Praticiens et académiques ont ainsi développé des modèles permettant de mesurer le niveau de maturité digitale des organisations. Ces modèles sont principalement construits pour les grandes organisations et sont difficilement adaptables ou généralisables à d’autres contextes, tels que celui des PME, dont l’étude reste assez marginale (Williams et al., 2019). Pourtant, les PME ont leurs propres spécificités organisationnelles, structurelles et comportementales (PME du GREPME, 1994), et ne sont pas qu’une simple réplique de la grande entreprise (Sparrow, 2001). L’équipe de recherche MSE-AMU-REELIT pensent qu’elles nécessitent d’être étudiées de façon spécifique et donc d’imaginer des modèles en conséquence. L’objectif de cet article est dans cette perspective de faire un bilan des modèles de maturité existants et d’esquisser les lignes directrices pour construire un modèle de maturité digitale spécifique aux PME.
Qu’est-ce que la maturité digitale ?
Comprendre le concept de maturité digitale suppose au préalable d’appréhender la notion plus large de transformation digitale. Si cette dernière ne fait pour l’instant pas l’objet d’une définition consensuelle (Vial, 2019), nous l’appréhendons comme un processus « that aims to improve an entity by triggering significant changes to its properties through combinations of information, computing, communication, and connectivity technologies » (Vial, 2019 : p 121). Ce dernier influence les dimensions organisationnelles, stratégiques, technologiques, humaines et business. Dans ce processus de transformation digitale, connaître le niveau initial de maturité digitale de l’organisation est essentiel. La littérature définit la maturité digitale comme un état, le statut d’une entreprise à un moment donné. Teichert (2019) indique qu’il s’agit de la description de ce qui a déjà été fait ou mis en place, et ce qu’il reste à faire pour « devenir mature », que ce soit du point de vue technologique, managériale, stratégique ou encore organisationnel. La question de la maturité digitale est principalement abordée dans la littérature au travers de modèles, imaginés par des praticiens et académiques, se voulant être des outils de diagnostics internes.

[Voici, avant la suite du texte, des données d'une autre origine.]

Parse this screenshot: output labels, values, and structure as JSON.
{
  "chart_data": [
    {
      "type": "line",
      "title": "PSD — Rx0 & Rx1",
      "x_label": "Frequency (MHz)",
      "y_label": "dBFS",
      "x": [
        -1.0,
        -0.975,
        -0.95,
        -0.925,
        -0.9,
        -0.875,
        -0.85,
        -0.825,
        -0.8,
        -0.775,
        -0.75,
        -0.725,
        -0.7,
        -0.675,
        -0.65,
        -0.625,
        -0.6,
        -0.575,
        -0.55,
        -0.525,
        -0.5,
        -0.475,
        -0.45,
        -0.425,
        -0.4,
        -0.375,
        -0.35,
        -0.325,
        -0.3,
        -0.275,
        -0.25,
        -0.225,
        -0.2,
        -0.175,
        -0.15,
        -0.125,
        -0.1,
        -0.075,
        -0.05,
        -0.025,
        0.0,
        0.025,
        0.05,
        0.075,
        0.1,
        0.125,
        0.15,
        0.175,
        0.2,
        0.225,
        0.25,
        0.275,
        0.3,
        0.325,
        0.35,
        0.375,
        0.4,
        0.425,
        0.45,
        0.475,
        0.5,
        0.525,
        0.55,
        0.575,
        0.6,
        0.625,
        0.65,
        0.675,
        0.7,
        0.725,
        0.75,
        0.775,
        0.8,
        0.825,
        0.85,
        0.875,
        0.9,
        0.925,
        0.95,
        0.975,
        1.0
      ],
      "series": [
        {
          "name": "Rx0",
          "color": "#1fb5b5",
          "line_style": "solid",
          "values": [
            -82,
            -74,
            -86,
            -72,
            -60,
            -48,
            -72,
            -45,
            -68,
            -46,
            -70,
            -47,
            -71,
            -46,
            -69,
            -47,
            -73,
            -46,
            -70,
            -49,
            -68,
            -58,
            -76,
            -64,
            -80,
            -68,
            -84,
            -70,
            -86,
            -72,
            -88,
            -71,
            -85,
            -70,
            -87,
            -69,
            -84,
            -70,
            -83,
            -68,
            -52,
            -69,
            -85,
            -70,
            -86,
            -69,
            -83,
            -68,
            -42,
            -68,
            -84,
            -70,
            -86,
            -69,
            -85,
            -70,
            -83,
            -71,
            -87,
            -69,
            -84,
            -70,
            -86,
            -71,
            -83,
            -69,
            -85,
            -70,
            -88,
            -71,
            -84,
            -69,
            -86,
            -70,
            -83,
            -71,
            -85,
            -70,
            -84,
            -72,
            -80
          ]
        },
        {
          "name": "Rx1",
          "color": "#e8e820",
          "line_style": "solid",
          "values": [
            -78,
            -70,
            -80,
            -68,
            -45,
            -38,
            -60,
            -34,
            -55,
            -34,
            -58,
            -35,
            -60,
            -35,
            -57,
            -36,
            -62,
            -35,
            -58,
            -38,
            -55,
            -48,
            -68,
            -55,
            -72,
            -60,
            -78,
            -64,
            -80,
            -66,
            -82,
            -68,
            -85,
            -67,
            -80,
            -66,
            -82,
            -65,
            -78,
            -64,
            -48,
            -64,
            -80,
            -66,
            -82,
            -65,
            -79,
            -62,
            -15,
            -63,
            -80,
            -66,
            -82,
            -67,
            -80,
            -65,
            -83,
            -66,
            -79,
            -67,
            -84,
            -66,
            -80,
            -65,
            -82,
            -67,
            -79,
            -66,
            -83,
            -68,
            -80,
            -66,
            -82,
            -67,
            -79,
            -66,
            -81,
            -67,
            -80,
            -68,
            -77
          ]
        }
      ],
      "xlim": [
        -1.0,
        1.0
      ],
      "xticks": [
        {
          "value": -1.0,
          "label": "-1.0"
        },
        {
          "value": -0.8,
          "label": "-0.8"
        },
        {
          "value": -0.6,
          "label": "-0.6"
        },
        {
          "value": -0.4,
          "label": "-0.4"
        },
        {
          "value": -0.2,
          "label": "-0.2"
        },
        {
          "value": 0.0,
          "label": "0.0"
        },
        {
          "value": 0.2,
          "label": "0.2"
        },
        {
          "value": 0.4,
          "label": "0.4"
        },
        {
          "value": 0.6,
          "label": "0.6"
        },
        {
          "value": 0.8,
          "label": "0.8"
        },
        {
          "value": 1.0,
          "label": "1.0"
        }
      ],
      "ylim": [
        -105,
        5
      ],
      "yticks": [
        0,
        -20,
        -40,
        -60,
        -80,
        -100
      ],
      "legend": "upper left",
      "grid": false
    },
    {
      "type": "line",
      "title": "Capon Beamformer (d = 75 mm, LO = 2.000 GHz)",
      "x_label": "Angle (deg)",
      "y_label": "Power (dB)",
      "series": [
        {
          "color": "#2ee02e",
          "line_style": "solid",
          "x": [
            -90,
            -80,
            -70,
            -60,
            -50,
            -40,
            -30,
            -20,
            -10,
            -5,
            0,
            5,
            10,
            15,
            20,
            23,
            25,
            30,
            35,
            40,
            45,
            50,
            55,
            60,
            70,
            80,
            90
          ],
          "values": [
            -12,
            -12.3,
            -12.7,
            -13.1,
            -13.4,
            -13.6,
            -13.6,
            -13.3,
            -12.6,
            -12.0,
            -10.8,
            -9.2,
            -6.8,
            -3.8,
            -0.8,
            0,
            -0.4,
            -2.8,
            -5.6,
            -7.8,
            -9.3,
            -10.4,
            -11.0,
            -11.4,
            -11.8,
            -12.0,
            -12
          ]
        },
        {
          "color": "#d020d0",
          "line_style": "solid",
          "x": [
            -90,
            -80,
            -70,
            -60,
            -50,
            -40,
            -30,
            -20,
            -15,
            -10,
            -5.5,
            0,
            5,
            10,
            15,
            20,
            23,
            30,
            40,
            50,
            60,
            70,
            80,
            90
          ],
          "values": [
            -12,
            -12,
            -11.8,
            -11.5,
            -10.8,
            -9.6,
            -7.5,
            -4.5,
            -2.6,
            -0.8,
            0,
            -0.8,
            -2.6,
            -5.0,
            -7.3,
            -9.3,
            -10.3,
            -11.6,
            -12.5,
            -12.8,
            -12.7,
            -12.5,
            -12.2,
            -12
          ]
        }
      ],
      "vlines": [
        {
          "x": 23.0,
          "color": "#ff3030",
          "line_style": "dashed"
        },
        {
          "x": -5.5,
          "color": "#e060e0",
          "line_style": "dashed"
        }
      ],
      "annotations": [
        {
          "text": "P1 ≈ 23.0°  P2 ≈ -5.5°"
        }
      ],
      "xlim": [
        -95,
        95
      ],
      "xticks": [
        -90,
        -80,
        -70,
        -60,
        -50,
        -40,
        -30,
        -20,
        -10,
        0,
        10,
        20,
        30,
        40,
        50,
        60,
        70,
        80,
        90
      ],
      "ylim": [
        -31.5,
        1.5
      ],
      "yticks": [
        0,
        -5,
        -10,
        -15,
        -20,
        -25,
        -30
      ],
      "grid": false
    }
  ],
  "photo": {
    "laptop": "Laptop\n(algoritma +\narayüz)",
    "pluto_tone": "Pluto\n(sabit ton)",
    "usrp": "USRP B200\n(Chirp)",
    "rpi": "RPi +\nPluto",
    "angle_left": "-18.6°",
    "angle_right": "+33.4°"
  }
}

Les modèles de maturité digitale
Pour obtenir une image complète de l’état de la transformation numérique d’une entreprise, l’utilisation de modèles de maturité multidimensionnels apparaît comme l’approche la plus appropriée (Chanias & Hess, 2016).

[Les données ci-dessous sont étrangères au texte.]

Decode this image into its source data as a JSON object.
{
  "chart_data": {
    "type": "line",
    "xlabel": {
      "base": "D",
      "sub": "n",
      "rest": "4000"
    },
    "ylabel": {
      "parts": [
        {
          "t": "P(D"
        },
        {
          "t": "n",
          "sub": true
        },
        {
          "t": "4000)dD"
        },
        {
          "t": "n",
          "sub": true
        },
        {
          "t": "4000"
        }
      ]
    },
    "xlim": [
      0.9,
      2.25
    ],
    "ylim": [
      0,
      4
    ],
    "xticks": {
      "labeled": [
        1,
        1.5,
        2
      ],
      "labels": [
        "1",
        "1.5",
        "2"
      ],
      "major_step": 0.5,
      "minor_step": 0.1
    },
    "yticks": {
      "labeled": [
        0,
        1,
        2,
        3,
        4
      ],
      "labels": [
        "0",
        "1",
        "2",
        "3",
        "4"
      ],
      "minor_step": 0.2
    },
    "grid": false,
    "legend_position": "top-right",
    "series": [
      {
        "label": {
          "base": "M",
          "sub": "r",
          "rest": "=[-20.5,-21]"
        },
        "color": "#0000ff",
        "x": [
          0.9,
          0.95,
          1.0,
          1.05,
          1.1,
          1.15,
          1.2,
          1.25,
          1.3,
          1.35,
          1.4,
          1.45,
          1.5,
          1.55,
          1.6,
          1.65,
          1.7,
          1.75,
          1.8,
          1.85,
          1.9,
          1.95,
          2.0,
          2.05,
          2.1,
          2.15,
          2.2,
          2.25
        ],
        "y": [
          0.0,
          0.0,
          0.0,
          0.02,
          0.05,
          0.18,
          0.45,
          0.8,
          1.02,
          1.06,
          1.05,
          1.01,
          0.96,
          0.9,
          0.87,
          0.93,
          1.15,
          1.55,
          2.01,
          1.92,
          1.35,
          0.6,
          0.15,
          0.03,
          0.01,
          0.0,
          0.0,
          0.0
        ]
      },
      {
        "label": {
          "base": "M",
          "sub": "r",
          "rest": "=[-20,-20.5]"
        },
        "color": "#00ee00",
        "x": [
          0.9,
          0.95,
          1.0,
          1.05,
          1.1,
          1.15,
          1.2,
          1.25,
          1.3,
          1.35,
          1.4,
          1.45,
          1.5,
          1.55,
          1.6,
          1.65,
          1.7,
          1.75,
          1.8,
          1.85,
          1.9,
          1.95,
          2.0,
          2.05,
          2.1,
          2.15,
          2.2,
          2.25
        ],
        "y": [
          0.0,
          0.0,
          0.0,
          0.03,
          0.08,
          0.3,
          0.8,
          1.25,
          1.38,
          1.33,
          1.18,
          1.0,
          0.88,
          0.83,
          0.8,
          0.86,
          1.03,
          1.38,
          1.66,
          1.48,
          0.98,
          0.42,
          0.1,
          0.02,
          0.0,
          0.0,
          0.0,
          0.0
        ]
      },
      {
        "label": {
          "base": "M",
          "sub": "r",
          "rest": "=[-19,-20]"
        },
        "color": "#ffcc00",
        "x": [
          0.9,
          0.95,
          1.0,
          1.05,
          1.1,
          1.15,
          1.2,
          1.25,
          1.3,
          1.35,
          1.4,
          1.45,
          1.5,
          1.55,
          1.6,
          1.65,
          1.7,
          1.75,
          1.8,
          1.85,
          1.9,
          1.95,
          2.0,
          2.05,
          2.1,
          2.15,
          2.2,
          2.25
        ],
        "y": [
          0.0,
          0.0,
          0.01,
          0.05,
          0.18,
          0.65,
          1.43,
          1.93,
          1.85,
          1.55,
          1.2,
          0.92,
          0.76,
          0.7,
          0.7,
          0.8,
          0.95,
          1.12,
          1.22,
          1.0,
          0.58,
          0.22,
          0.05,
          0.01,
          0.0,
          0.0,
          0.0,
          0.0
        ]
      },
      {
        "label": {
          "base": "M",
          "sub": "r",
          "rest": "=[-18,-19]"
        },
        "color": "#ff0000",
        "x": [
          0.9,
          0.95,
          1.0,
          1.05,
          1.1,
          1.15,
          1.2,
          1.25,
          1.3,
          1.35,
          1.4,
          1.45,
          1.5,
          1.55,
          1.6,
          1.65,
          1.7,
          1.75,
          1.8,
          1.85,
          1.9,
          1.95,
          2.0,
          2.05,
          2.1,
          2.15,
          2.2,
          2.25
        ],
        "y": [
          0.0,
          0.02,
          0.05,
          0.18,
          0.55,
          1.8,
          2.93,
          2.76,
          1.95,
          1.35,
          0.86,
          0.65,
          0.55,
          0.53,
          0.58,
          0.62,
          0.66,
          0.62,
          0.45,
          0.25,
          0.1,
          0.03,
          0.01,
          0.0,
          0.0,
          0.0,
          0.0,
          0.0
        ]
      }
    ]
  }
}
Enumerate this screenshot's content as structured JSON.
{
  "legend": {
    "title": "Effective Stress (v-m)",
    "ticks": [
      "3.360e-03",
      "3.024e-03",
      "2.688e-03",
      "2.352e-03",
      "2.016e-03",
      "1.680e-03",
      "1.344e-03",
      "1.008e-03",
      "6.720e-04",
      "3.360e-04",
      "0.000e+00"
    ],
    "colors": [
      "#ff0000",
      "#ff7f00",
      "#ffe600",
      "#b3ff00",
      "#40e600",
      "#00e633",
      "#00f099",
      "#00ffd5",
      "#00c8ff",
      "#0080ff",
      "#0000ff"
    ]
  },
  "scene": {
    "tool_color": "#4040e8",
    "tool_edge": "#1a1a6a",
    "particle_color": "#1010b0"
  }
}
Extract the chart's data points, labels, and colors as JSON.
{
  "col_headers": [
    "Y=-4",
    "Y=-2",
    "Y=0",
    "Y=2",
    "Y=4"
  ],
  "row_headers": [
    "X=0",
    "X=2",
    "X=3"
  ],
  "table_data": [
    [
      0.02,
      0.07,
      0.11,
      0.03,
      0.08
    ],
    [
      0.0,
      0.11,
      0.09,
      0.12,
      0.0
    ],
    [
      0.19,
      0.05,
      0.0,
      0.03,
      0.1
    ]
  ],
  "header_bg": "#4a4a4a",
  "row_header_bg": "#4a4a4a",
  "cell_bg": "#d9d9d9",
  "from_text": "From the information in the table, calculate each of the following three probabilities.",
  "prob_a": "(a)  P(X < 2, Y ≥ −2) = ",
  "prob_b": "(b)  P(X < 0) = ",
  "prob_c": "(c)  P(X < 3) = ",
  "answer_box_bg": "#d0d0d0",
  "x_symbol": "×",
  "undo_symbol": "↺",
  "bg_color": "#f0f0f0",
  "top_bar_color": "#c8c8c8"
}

Un grand nombre de modèles ont ainsi été développés, le plus souvent par des praticiens, principalement des sociétés de conseil (eg Westermann et al., 2012) et pour des contextes spécifiques – le secteur des télécommunications (Valdez De Leon, 2019) ou l’industrie (Canetta, 2018) par exemple-. Comme le montre Teichert (2019), les modèles les plus développés analysent un grand nombre de dimensions : la culture digitale, la technologie, les processus, la stratégie digitale, l’organisation, les compétences digitales, l’innovation, l’expérience utilisateur, la gouvernance, la vision, l’écosystème digital, le leadership, la conformité et la sécurité, les produits et services et le business model. Ces modèles s’appuient sur des questionnaires remplis par les utilisateurs eux-mêmes. L’analyse de la maturité sur ces dimensions permet ainsi aux entreprises de connaître leur maturité digitale globale, tout en ayant une idée de leurs points forts et des points à améliorer dans l’optique de construire une stratégie de transformation digitale.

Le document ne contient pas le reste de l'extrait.